I remember how it felt four years ago when Bush got re-elected. My boyfriend and I buried ourselves underneath the bed covers and cried. Like so many others we knew, we swore (but kinda didn’t really mean it) that we were moving to Canada. Then we actually called Canada. We got a recorded message from the government of Canada explaining that they were too swamped with requests. Then I remember just being thoroughly depressed and uncomfortable and angry.
I remember eight years ago when Bush first got elected. I volunteered helping to set up all the event barricades in Nashville for what we all just knew was going to be Al Gore’s victory party. I just remember how dejected and defeated we all felt as the horror unfolded – like a balloon that has a slow leak. The UN-reality of the situation hit so hard that everyone was stone silent. I remember one of my friends crying and wringing her hands and saying, “This is soooo bad. Do you all know how bad this is? We’re fucked! We’re really, really fucked.”
And at the time, I really had no idea what she was talking about. But, as I came to realize, she was oh so right.
So, now, I’m nervous. I usually volunteer to work at my local polling place on election day, but I just couldn’t bring myself to sign up this time. I’d rather be out and about in the public arena when I wake up in the morning, watching the media outlets tell the sensational tale in their biased manner. I want to be ready for anything instead of feeling like I just got sucker-punched. Again. This time I at least want to be able to brace myself.

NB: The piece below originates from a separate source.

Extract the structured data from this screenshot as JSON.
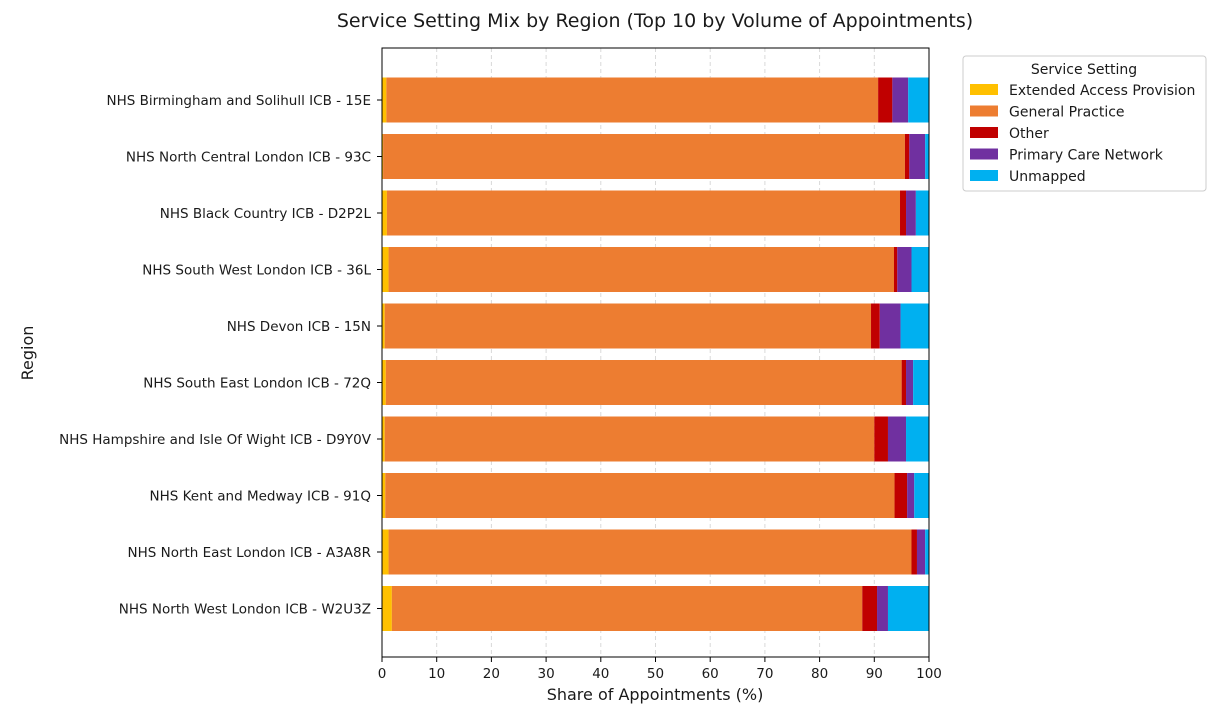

Honestly, like many of you, I’m sitting here thinking, “Will Virginia be the new Ohio or Florida?” I hope not. I fear the ground work for that kind of debacle has already been laid.
Most of all, just get out there and vote. Please. I really do care who you vote for in the end, but I’m not going to get preachy about it. Just vote. Please. I also encourage you to ask to see the roster at your polling place late in the afternoon or early evening. This way, you can see who has not come out to vote yet and you can go knock on the doors of your neighbors who haven’t voted yet, and urge them to do so or help them if they need a ride or other assistance.
And for goodness sake, please be nice to those poll workers. They essentially are volunteers who work a 14-hour day and might get some coffee and donuts for their trouble, but they are too busy to eat anyway. Be compassionate, please.